The bankruptcy filing plan was set up to launch the moment filing was confirmed on the wire services. Implementation was spread out over two days, beginning on December 5, 2000 the day before the filing.  
The day before the filing a Communications Center, which included Armstrong staff and Burson-Marsteller staff, was activated and became the hub for the announcement. Burson-Marsteller was charged with responding to all media and investor calls, while a specially trained cadre of 60 customer service representatives were charged with responding to employee, customer, vendor and supplier calls. A 200-page Chapter 11 Crisis Manual was distributed to all managers during advanced briefings

The day of the filing, December 6, 2000, a coordinated effort was launched that included national distribution of a press announcement to local, regional and trade and business media as soon as the filing was effective. Local media were invited to a press conference (accessible to national media via a dial-in toll free line) hosted by CEO Michael Lockhart to explain the reasons for the Chapter 11 filing.  

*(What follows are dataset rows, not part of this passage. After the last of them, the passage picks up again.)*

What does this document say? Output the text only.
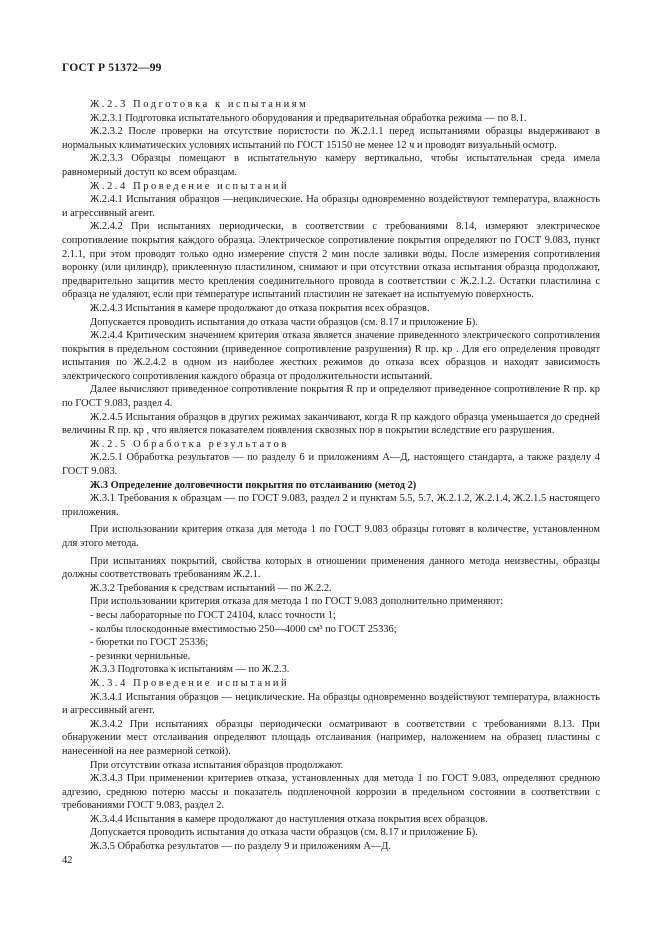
ГОСТ Р 51372—99

Ж.2.3 Подготовка к испытаниям

Ж.2.3.1 Подготовка испытательного оборудования и предварительная обработка режима — по 8.1.

Ж.2.3.2 После проверки на отсутствие пористости по Ж.2.1.1 перед испытаниями образцы выдерживают в нормальных климатических условиях испытаний по ГОСТ 15150 не менее 12 ч и проводят визуальный осмотр.

Ж.2.3.3 Образцы помещают в испытательную камеру вертикально, чтобы испытательная среда имела равномерный доступ ко всем образцам.

Ж.2.4 Проведение испытаний

Ж.2.4.1 Испытания образцов —нециклические. На образцы одновременно воздействуют температура, влажность и агрессивный агент.

Ж.2.4.2 При испытаниях периодически, в соответствии с требованиями 8.14, измеряют электрическое сопротивление покрытия каждого образца. Электрическое сопротивление покрытия определяют по ГОСТ 9.083, пункт 2.1.1, при этом проводят только одно измерение спустя 2 мин после заливки воды. После измерения сопротивления воронку (или цилиндр), приклеенную пластилином, снимают и при отсутствии отказа испытания образца продолжают, предварительно защитив место крепления соединительного провода в соответствии с Ж.2.1.2. Остатки пластилина с образца не удаляют, если при температуре испытаний пластилин не затекает на испытуемую поверхность.

Ж.2.4.3 Испытания в камере продолжают до отказа покрытия всех образцов.

Допускается проводить испытания до отказа части образцов (см. 8.17 и приложение Б).

Ж.2.4.4 Критическим значением критерия отказа является значение приведенного электрического сопротивления покрытия в предельном состоянии (приведенное сопротивление разрушения) R пр. кр . Для его определения проводят испытания по Ж.2.4.2 в одном из наиболее жестких режимов до отказа всех образцов и находят зависимость электрического сопротивления каждого образца от продолжительности испытаний.

Далее вычисляют приведенное сопротивление покрытия R пр и определяют приведенное сопротивление R пр. кр по ГОСТ 9.083, раздел 4.

Ж.2.4.5 Испытания образцов в других режимах заканчивают, когда R пр каждого образца уменьшается до средней величины R пр. кр , что является показателем появления сквозных пор в покрытии вследствие его разрушения.

Ж.2.5 Обработка результатов

Ж.2.5.1 Обработка результатов — по разделу 6 и приложениям А—Д, настоящего стандарта, а также разделу 4 ГОСТ 9.083.

Ж.3 Определение долговечности покрытия по отслаиванию (метод 2)

Ж.3.1 Требования к образцам — по ГОСТ 9.083, раздел 2 и пунктам 5.5, 5.7, Ж.2.1.2, Ж.2.1.4, Ж.2.1.5 настоящего приложения.

При использовании критерия отказа для метода 1 по ГОСТ 9.083 образцы готовят в количестве, установленном для этого метода.

При испытаниях покрытий, свойства которых в отношении применения данного метода неизвестны, образцы должны соответствовать требованиям Ж.2.1.

Ж.3.2 Требования к средствам испытаний — по Ж.2.2.

При использовании критерия отказа для метода 1 по ГОСТ 9.083 дополнительно применяют:

- весы лабораторные по ГОСТ 24104, класс точности 1;

- колбы плоскодонные вместимостью 250—4000 см³ по ГОСТ 25336;

- бюретки по ГОСТ 25336;

- резинки чернильные.

Ж.3.3 Подготовка к испытаниям — по Ж.2.3.

Ж.3.4 Проведение испытаний

Ж.3.4.1 Испытания образцов — нециклические. На образцы одновременно воздействуют температура, влажность и агрессивный агент.

Ж.3.4.2 При испытаниях образцы периодически осматривают в соответствии с требованиями 8.13. При обнаружении мест отслаивания определяют площадь отслаивания (например, наложением на образец пластины с нанесенной на нее размерной сеткой).

При отсутствии отказа испытания образцов продолжают.

Ж.3.4.3 При применении критериев отказа, установленных для метода 1 по ГОСТ 9.083, определяют среднюю адгезию, среднюю потерю массы и показатель подпленочной коррозии в предельном состоянии в соответствии с требованиями ГОСТ 9.083, раздел 2.

Ж.3.4.4 Испытания в камере продолжают до наступления отказа покрытия всех образцов.

Допускается проводить испытания до отказа части образцов (см. 8.17 и приложение Б).

Ж.3.5 Обработка результатов — по разделу 9 и приложениям А—Д.

42
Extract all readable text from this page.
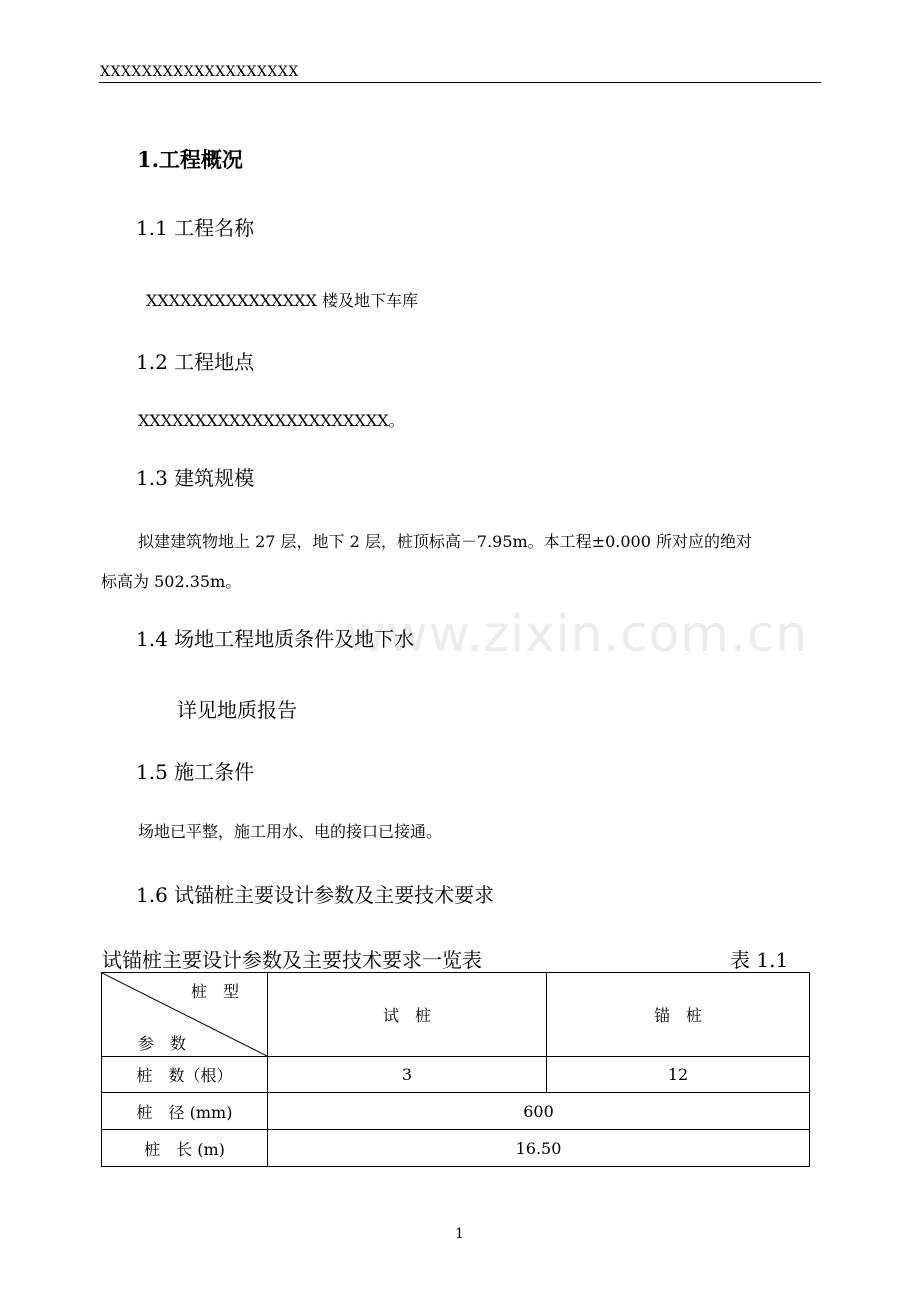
XXXXXXXXXXXXXXXXXXX
1.工程概况
1.1 工程名称
XXXXXXXXXXXXXXX 楼及地下车库
1.2 工程地点
XXXXXXXXXXXXXXXXXXXXXX。
1.3 建筑规模
拟建建筑物地上 27 层，地下 2 层，桩顶标高－7.95m。本工程±0.000 所对应的绝对
标高为 502.35m。
www.zixin.com.cn
1.4 场地工程地质条件及地下水
详见地质报告
1.5 施工条件
场地已平整，施工用水、电的接口已接通。
1.6 试锚桩主要设计参数及主要技术要求
试锚桩主要设计参数及主要技术要求一览表	表 1.1
桩　型
参　数	试　桩	锚　桩
桩　数（根）	3	12
桩　径 (mm)	600	
桩　长 (m)	16.50	
1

Vendors, customers and employees received a letter from Lockhart explaining the company’s restructuring efforts.  Managers were responsible for calling key accounts, while Human Resource managers made contact with employee union representatives.  
The internal communications was equally rigorous with voicemail, Intranet and video announcements targeted to employees.  CEO Mike Lockhart held employee briefing sessions and each employee received  a brochure, the Armstrong Employee Guide to Chapter 11,explaining the mechanics of the Chapter 11 process, and providing answers to the most commonly anticipated questions. Specialized materials were developed in German, French, Swedish and Mandarin to explain to international audiences that Armstrong’s foreign subsidiaries are not a part of the Chapter 11 process.  And a web-site devoted to Armstrong’s Chapter 11 filing, providing background information on Chapter 11 process, updated information of interest to specific audience groups.


There were several measurements for success for this campaign:

  • Web site hits—There were approximately 184,000 hits to the web site on the day of the filing.
  • Press conference attendance—the press conference was attended by all the major news outlets in the Lancaster, PA/Pennsylvania area 
  • Use of Chapter 11 visuals aids by local media—All local media featured the visuals that were created to explain the bankruptcy process including the employee brochure, charts of the bankruptcy process and the web site URL. 
  • Media hits—Media coverage indicated that Armstrong’s reputation remained intact despite the filing. The next morning’s headline in Lancaster’s daily read “Employees back firm’s decision”; Coverage was also secured in all major newspapers and wire services. National coverage appeared in The Wall Street Journal, AP, Dow Jones, Reuters, Bloomberg News. The New York Times headline read “For Armstrong, bankruptcy the lesser of two evils.”
  • Call to the Communications Center—eight hundred (800) calls were logged by the Communications Center’s customer service representatives. This response indicates that that Armstrong was able to effectively reach out to its target audiences and contain the crisis by clearly communicating its key messages.